Narges Rashidi e Avin Manshadi são mãe e filha, Shideh e Dorsa. A primeira descobriu que seu sonho de ser médica foi interrompido depois que a universidade a acusou de ter participado politicamente da luta pela libertação do país. Já a filha, com sua boneca, acorda no meio da noite para falar sobre alguém que está em casa. O que já a prévia do que vai acontecer, afinal, um filme de terror é um filme de terror seja aqui ou no Irã.
As duas acabam ficando sozinhas no apartamento onde moram, pois o pai é chamado para a guerra. Deixar o lar não é uma opção, é só ali que Shideh consegue ser quem ela realmente é, mãe, esposa, liberada dos costumes iranianos que oprimem as mulheres e fazendo exercícios com sua fita cassete da Jane Fonda. Anvari é sutil em termos ocidentais para criar essa personagem, mas para o “cinema Persa”, ele praticamente esfrega na cara do espectador o quanto Shideh é vista por todos como “aquela mulher que dirige” ou “que quer ser médica”. E ai está a força de À Sombra do Medo, não querer ser só um filme de terror.
Durante grande parte do filme, enquanto espalha armadilhas para o espectador ser fisgado mais para frente, Shideh e Dorsa são cercadas pela sombra dessa guerra. Precisam correr para um abrigo enquanto a cidade é bombardeada e enxergam o mundo através dessas janelas com fita para não estilhaçarem. Dorsa ainda tem alguns momentos de criança, mas eles começam a ir embora como um monte de areia que voa pelo deserto.
Assim como a guerra, os Djinn (que, aos poucos, na cultura pop foram se diluindo até chegar na figura dos gênios mesmo) chegam através dos ventos do desespero e do medo, e nesse caso (bem diferente do amigo do Alladin da Disney), com o intuito de tomar para eles a almas dessas pessoas (mais precisamente Dorsa). A única diferença é que a guerra não tem uma face, diferente dos Djinn, podem te arrancar alguns bons sustos que te farão pular da cadeira.

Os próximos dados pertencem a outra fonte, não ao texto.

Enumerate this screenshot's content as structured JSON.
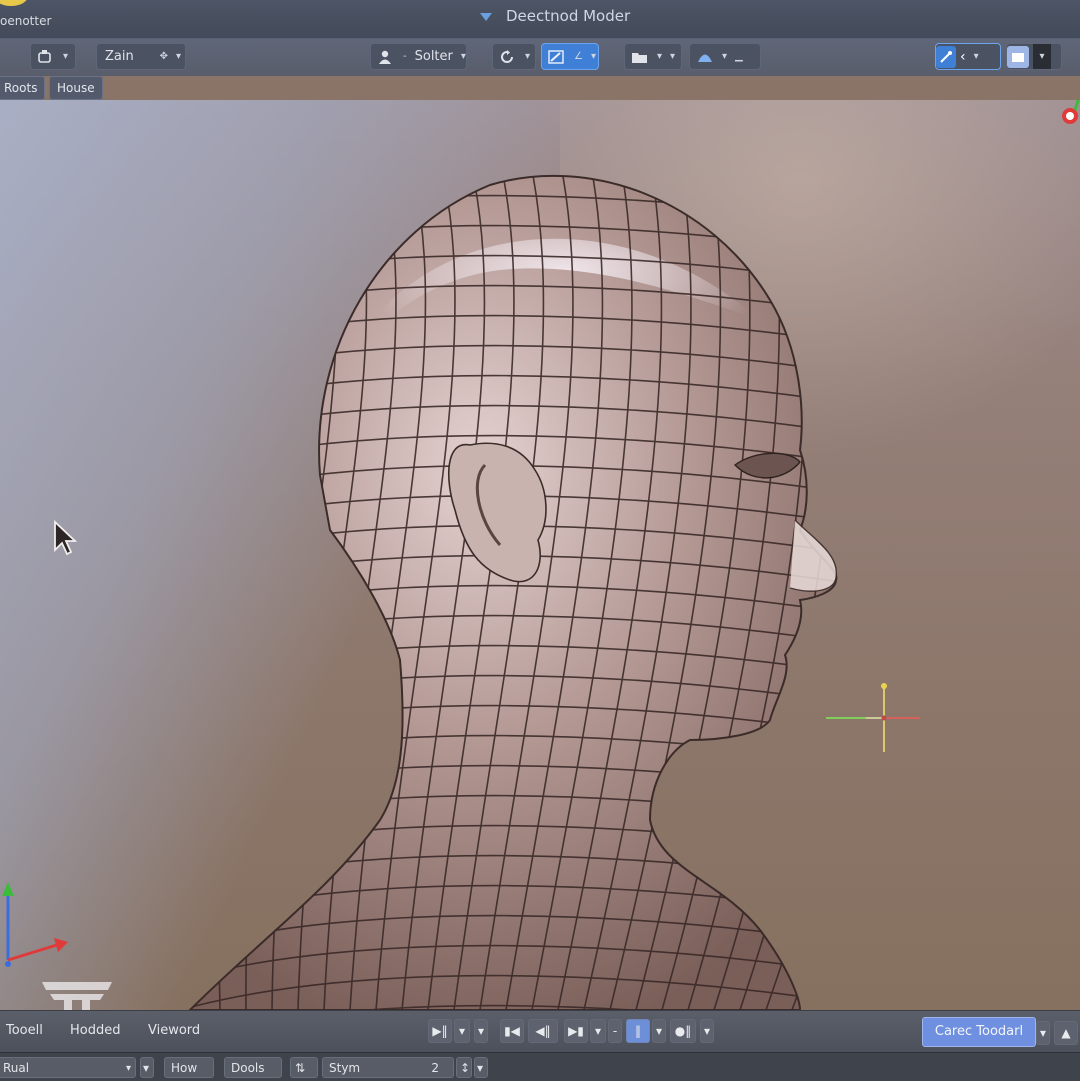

E nesse momento, estarmos falando de um filme de terror iraniano é um alívio estético, já que Anvari se esforça para fazer tudo aquilo que deve ter aprendido nos filmes clássicos de casas mal-assombradas. Assim como os japoneses e coreanos já fizeram um tempo atrás. Os ¿jump scares¿ estão lá, as figuras cruzando o fundo da tela também, assim como os pesadelos e a criança sendo controlada por uma força diabólica, mas tudo de um jeito diferente e, por que não: fresco.
Mesmo com você conseguindo imaginar tudo que pode (e vai acontecer), tudo chega diferente o suficiente para te fazer lembrar porque gosta tanto do gênero e não deixa de se divertir com ele. E melhor, Anvari ainda emprega um trabalho de câmera eficiente e que sai até da ¿calmaria Persa¿. Sua câmera, literalmente, “quebra o eixo” e se entorta para acompanhar um sonho da protagonista e uma presença no quarto, assim como corre pela casa tentando ver o visitante misterioso.
Anvari sabe o quanto é importante À Sombra do Medo ser aquele filme que não tem vergonha de acompanhar as lagrimas da protagonista enquanto dirige em um plano longo, mas, por outro lado, não se deixa levar por nenhuma obrigação de não picotar o filme enquanto as duas enfrentam o tal Djinn e tudo precisa ser mais acelerado. Tudo isso, fugindo do talvez mais irritante clichê do gênero: o escuro.
À Sombra do Medo mostra. Você verá o Djinn em suas várias formas, à luz de um apartamento todo iluminado sem receio nenhum de se esconder como as criaturas hoolywoodianas. Como se Anvari soubesse de um dos segredos mais bem guardados do gênero, aquele sobre o quanto o espectador tem mais medo do que vê do que do daquilo que não vê (os japoneses e coreanos já tinham percebido isso). O que não é visto cria o clima e te faz se agarrar à poltrona, mas é aquilo claro que te faz ver o filme atrás dos dedos tentando tapar seus olhos.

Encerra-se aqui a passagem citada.